When your skin breaks out, it makes you want to put a bag over your head, hide behind your hair, or stay home and watch Netflix. Even if not noticeable to others, that little pimple is all that you see when you look at yourself in the mirror. Acne can affect your self-esteem and mental well-being. But what are some of the different types of acne, and what can you do about them?
By Kathy Bradshaw
One of the most serious and hard-to-treat forms of acne is known as cystic acne. As the name suggests, this is when large, red, painful cysts form below the surface of the skin. It is the result of an infection from bacteria, dry skin cells, and oil clogging your pores and is common in those with hormonal imbalances. Although this type of acne may lessen as you age, it can also be treated with medication prescribed by a doctor, but it may require more than one medication. Some doctors also suggest steroid injections. Cystic acne is very prone to scarring, so avoid picking at it.

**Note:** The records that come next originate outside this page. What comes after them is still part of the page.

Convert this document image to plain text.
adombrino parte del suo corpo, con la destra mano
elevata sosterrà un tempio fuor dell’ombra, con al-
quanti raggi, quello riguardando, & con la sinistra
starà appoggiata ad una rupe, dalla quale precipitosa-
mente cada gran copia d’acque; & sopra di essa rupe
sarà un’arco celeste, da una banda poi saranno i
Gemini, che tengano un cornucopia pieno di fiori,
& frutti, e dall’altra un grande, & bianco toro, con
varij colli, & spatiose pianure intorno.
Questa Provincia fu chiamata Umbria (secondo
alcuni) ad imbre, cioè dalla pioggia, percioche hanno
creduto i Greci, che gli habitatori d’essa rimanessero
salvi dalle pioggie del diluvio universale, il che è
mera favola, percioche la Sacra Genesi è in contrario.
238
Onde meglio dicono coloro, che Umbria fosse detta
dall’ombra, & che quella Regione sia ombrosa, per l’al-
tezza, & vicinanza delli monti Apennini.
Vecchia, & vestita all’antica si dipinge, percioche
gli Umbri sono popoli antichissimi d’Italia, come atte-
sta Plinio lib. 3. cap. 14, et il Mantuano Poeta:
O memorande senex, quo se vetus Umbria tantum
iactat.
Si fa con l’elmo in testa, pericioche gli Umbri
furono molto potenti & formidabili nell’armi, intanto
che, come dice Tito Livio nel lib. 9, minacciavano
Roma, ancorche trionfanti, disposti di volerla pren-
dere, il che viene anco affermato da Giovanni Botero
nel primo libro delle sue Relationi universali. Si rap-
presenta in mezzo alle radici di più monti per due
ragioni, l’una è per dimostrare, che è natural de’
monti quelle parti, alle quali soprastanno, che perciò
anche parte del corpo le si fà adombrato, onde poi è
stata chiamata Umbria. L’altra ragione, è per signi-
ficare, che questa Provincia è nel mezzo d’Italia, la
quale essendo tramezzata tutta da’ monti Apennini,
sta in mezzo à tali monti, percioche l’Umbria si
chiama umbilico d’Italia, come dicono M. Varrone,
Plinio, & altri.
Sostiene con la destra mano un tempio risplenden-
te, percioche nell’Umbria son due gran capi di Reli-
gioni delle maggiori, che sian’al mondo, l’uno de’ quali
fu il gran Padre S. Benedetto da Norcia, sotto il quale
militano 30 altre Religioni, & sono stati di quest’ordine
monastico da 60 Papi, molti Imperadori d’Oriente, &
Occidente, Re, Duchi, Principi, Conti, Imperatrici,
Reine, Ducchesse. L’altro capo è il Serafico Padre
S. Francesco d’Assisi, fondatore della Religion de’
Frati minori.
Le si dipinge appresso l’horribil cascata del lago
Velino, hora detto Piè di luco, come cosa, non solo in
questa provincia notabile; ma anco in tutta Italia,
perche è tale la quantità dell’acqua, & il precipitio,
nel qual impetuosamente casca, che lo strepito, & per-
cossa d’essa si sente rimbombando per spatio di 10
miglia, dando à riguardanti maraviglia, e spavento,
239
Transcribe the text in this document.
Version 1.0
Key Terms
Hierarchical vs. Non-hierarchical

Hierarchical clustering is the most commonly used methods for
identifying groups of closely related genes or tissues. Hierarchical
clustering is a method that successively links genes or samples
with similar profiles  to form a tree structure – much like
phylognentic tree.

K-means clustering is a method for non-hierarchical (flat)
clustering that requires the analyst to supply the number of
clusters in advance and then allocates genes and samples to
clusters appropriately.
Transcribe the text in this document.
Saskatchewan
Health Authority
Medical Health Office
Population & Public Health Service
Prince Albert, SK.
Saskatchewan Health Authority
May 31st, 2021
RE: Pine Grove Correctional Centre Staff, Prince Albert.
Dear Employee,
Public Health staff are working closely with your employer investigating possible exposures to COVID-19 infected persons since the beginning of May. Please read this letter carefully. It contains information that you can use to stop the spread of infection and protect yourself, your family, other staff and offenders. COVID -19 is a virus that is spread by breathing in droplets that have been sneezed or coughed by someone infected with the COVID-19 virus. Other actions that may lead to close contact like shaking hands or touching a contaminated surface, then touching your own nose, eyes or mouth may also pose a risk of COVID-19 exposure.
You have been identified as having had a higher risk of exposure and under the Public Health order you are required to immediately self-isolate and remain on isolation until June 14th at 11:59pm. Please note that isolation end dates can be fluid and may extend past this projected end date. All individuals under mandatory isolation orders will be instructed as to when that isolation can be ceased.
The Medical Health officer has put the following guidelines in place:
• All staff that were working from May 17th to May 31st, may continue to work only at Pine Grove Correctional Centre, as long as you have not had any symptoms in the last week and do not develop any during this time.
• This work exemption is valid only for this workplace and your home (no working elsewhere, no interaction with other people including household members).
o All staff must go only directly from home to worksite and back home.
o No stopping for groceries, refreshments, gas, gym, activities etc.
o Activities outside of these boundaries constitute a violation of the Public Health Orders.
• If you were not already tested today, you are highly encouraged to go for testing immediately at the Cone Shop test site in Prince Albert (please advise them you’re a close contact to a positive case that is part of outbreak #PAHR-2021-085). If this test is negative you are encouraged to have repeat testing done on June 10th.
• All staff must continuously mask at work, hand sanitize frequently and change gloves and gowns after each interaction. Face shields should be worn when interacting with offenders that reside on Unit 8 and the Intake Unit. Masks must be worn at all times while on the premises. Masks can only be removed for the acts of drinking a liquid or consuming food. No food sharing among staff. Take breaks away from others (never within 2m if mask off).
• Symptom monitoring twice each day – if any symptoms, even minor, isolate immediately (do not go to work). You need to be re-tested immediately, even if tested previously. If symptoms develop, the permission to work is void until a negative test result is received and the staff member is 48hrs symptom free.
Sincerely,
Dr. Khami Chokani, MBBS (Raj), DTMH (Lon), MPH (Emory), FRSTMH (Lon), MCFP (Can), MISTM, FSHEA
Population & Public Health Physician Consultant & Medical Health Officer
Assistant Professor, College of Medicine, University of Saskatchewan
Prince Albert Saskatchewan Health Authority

Fungal acne is caused by yeast, which is a fungus, and results in a series of small, uniformly sized pimples, as well as skin irritation and often itching. It affects the hair follicles and may appear after taking certain medications, wearing tight or wet clothes, having a suppressed immune system, changing your diet, or spending time in warm climates. The best way to treat fungal acne is by removing the acne-causing yeast from the surface of your skin. There are both over-the-counter and prescription medications that can help, but you can also fight fungal acne by showering frequently, especially after sweating; wearing loose-fitting clothing that doesn’t rub the skin and allows it to breathe; or washing your skin with a dandruff shampoo.
You’ll most likely not make it through life without experiencing blackheads and whiteheads. But luckily, these forms of acne are among the easiest to treat. Both blackheads and whiteheads fit under the category of noninflammatory acne, meaning that these pimples don’t tend to swell. They are caused by the pores getting clogged by oil and other substances secreted by the skin along with dead skin cells and bacteria. Blackheads and whiteheads are usually treated with medications or cleansers made with salicylic acid, or a topical retinoid. In more severe cases, oral medications prescribed by a doctor, laser treatments, chemical peels, or microdermabrasion may be used.
Inflammatory acne is red and swollen and frequently results from the pores getting clogged by bacteria, in addition to the usual dead skin cells and oil. Types of inflammatory acne include papules, pustules, and nodules, as well as the cysts discussed above. Papules occur when the clogged pore breaks down, releasing the bacteria and other foreign particles into the surrounding area, thus causing inflamed lesions that appear as small, red, and sometimes painful bumps on the skin. Pustules are similar to papules except that, as the name implies, they contain pus and have white centers on the skin’s surface. In the case of nodules, the bacteria inside the clogged pore causes an infection deep within the skin, resulting in large and tender bumps. Inflammatory acne is best treated with medication – either topical or oral treatments (such as benzoyl peroxide, antibiotics, or birth control pills containing both estrogen and progesterone), depending on the type and severity of the acne.